Predicting Overall Survival for Patients with Malignant Mesothelioma Following Radiotherapy via Interpretable Machine Learning

Cancers (Basel). 2023 Aug 1;15(15):3916. doi: 10.3390/cancers15153916.

Abstract

Purpose/objectives: Malignant pleural mesothelioma (MPM) is a rare but aggressive cancer arising from the cells of the thoracic pleura with a poor prognosis. We aimed to develop a model, via interpretable machine learning (ML) methods, predicting overall survival for MPM following radiotherapy based on dosimetric metrics as well as patient characteristics.

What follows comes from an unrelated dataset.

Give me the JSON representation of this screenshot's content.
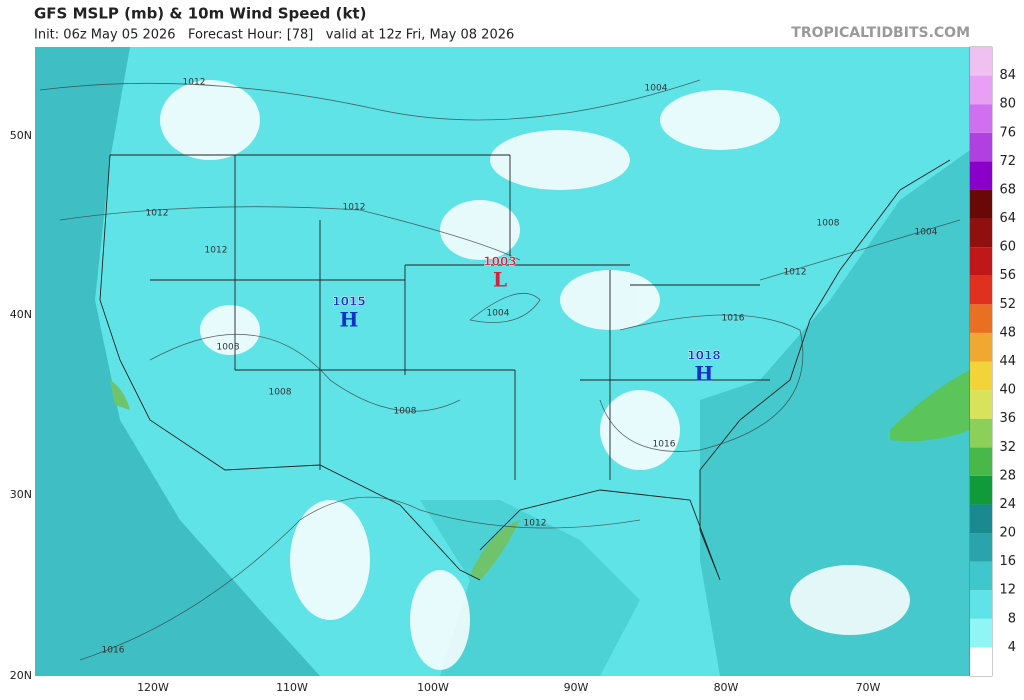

Materials/methods: Sixty MPM (37 right, 23 left) patients treated on a Tomotherapy unit between 2013 and 2018 were retrospectively analyzed. All patients received 45 Gy (25 fractions). The multivariable Cox regression (Cox PH) model and Survival Support Vector Machine (sSVM) were applied to build predictive models of overall survival (OS) based on clinical, dosimetric, and combined variables.

Results: Significant differences in dosimetric endpoints for critical structures, i.e., the lung, heart, liver, kidney, and stomach, were observed according to target laterality. The OS was found to be insignificantly different (p = 0.18) between MPM patients who tested left- and right-sided, with 1-year OS of 77.3% and 75.0%, respectively. With Cox PH regression, considering dosimetric variables for right-sided patients alone, an increase in PTV_Min, Total_Lung_PTV_Mean, Contra_Lung_Volume, Contra_Lung_V20, Esophagus_Mean, and Heart_Volume had a greater hazard to all-cause death, while an increase in Total_Lung_PTV_V20, Contra_Lung_V5, and Esophagus_Max had a lower hazard to all-cause death. Considering clinical variables alone, males and increases in N stage had greater hazard to all-cause death; considering both clinical and dosimetric variables, increases in N stage, PTV_Mean, PTV_Min, and esophagus_Mean had greater hazard to all-cause death, while increases in T stage and Heart_V30 had lower hazard to all-cause-death. In terms of C-index, the Cox PH model and sSVM performed similarly and fairly well when considering clinical and dosimetric variables independently or jointly.

Conclusions: Clinical and dosimetric variables may predict the overall survival of mesothelioma patients, which could guide personalized treatment planning towards a better treatment response. The identified predictors and their impact on survival offered additional value for translational application in clinical practice.

Keywords: interpretable machine learning; mesothelioma; outcome prediction and assessment; overall survival; radiation therapy.